Дарья была сегодня звездой, когда сказала мне спасать свой зад, потому что ее уже подгорел. Но когда она стояла там и кричала мне, то волосы ее разлетелись и оголили шею. Я обратил внимание, что на шее не было подвески с морским камешком.
Я с силой ударил по рулю.
– Воу. Что не так с тобой? – спросил Кэннон.
Все. Каждая долбаная вещь не так со мной.
– Просто скажи то, что собирался, Кэй.
– Во-первых, я хочу знать, что случилось на поле, Пенн.
– Ничего. Если ты сейчас же не расскажешь мне то, что хотел, – я выкину тебя из тачки, – я категорично проинформировал его.
– Хорошо, блин, я надеялся застать тебя в более приподнятом настроении, но лучше поздно, чем никогда, наверное. Так, помнишь первую игру сезона против ШВС?
– Как ее можно забыть? – Я паркуюсь напротив «Змейной норы». Прожекторы уже горят, суматоха еще больше, чем обычно. Кажется, даже моя школа пришла сюда вся. Школа Всех Святых тоже. Дюжины детей шли через впервые открытые на всю ворота. Меня бросило в холодный пот.
– Мы слили игру, – сказал Кэннон.
Я повернул к нему голову:
– Повтори.
– Мы слили игру. – Он посмотрел вниз на свои руки. – Целая команда. Хорошо, кроме тебя и Камило. Гас даже не стал обращаться к тебе. Мы подумали, что и так хорошо играем и переживем, если проиграем одну игру. Гас заплатил каждому из нас по пять штук баксов. Ну ты понимаешь, бро. Отказ от денег не сыграл бы нам на руку: форма, обувь, помощь ребятам с арендой… или, блин, понимаешь? Даже просто покушать в «Ленни» и жить. Даже те из нас, кто не нуждается в деньгах, сделали это ради других.

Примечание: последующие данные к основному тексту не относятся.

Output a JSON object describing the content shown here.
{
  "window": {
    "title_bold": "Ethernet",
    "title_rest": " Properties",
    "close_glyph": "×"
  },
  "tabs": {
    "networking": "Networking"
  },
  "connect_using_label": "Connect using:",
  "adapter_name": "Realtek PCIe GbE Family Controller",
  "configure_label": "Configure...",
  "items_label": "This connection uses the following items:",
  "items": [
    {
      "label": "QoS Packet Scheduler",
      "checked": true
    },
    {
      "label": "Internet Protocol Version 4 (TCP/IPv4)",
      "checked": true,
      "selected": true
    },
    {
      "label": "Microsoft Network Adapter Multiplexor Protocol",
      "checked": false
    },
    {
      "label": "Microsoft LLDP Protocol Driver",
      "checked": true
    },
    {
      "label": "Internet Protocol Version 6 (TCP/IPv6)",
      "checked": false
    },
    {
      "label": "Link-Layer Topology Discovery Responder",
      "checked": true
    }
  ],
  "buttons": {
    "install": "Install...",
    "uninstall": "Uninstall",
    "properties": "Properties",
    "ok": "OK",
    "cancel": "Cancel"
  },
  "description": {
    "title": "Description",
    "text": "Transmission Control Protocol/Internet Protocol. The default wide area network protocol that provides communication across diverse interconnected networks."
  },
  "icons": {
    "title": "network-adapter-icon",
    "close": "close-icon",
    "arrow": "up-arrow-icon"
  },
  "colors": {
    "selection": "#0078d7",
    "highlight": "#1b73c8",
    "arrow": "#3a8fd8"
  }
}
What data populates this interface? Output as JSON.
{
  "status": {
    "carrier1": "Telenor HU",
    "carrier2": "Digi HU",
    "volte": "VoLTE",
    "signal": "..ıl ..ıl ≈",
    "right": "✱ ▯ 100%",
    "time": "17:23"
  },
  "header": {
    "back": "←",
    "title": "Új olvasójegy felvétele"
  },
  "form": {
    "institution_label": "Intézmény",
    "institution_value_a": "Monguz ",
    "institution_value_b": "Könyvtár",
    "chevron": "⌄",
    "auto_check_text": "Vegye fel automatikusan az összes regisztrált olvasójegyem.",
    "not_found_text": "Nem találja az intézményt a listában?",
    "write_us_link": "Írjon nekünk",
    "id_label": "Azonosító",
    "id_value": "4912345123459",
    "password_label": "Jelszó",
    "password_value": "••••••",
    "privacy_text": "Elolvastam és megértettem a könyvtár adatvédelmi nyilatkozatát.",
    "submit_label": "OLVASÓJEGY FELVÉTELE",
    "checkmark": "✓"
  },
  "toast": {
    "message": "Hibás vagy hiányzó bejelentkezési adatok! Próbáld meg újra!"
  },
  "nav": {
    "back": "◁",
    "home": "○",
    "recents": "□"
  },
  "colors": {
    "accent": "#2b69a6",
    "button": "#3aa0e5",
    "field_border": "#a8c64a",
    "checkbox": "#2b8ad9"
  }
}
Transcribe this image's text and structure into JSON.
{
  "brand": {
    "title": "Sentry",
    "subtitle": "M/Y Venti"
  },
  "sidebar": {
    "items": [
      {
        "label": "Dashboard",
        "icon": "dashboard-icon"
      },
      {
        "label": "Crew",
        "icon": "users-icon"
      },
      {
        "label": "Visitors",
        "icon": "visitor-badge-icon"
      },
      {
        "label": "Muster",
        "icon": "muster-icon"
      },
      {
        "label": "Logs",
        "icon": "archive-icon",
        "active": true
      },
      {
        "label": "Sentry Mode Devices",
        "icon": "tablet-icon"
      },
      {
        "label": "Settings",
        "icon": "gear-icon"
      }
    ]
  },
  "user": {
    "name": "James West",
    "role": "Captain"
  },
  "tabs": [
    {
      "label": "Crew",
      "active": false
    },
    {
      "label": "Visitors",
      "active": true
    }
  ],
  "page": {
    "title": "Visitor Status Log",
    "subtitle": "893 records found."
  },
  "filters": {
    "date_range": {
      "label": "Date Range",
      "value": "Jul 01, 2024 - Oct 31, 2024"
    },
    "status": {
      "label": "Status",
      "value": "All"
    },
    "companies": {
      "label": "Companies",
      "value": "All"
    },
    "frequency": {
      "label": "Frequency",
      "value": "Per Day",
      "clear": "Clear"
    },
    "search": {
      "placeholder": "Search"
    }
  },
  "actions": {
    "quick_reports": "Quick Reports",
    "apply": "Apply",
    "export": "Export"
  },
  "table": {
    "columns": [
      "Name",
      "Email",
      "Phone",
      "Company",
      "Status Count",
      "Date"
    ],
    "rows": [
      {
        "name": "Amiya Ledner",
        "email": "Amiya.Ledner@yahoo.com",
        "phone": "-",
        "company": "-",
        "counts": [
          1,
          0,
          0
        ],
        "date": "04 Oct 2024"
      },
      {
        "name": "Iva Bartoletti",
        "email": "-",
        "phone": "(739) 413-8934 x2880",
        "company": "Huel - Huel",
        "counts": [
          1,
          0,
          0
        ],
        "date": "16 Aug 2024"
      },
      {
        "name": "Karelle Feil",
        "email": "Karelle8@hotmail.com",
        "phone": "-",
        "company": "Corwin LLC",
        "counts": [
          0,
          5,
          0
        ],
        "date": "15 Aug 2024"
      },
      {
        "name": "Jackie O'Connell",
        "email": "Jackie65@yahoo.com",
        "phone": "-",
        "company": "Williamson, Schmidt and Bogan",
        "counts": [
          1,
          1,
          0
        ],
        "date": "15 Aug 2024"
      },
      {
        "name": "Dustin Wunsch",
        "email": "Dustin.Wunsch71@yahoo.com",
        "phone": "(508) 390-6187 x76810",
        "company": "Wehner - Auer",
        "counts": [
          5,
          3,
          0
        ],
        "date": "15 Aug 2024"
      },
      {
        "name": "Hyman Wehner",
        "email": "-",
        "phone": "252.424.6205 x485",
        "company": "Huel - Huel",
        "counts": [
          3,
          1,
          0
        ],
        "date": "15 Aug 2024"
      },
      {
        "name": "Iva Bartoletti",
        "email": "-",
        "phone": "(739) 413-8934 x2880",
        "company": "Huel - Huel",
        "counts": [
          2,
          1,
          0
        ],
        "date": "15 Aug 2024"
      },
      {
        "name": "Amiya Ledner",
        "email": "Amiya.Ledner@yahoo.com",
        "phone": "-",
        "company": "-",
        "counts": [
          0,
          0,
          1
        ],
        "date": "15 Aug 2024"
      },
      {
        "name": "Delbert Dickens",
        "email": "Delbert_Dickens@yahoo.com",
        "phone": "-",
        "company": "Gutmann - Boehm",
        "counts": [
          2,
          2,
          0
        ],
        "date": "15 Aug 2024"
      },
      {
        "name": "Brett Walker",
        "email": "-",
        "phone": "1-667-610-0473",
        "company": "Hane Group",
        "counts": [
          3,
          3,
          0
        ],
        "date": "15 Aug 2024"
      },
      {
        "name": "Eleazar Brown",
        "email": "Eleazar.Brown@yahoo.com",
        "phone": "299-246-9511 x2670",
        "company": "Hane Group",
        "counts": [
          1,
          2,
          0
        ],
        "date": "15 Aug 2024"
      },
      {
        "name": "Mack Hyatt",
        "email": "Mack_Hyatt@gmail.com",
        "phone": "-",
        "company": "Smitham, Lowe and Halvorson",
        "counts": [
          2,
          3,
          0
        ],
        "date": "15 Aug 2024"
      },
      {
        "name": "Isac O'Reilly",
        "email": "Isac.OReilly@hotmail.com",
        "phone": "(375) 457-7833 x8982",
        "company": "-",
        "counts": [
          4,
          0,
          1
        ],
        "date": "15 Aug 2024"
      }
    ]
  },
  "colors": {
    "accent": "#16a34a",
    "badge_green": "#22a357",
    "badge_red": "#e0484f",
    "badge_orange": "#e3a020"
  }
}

– Вы продали игру? – Начинаю ощущать подергивание в веках – плохой знак.
Он стонет, откидывая голову назад на сиденье.
– Чувак, мы стали чемпионами штата, и не благодаря тебе, так тебе ли меня осуждать?
Без слов я выхожу из машины, обхожу ее вокруг, открываю дверь со стороны Кэннона и бросаю его на землю. Мне безразлична толпа, направляющаяся к «Змеиной норе». Единственное, что я вижу, – его лицо, когда он понимает, что зря доверился мне.
Я прислоняю его к машине и приседаю до уровня его глаз.
– Вы пытались слить хотя бы еще одну игру сезона? – Я ставлю локти на колени и прищуриваю глаза.
Он качает головой.
– Я знаю, что Гас купил достаточно много игр в этом сезоне.
– С каких денег?
– Со ставок. Он делает все свои деньги там, а потом платит ими игрокам с других команд.
– Это же тысячи долларов.
– Воун любит драться, а люди любят думать, что хоть у кого-то есть шанс против него. – Кэннон пожимает плечами.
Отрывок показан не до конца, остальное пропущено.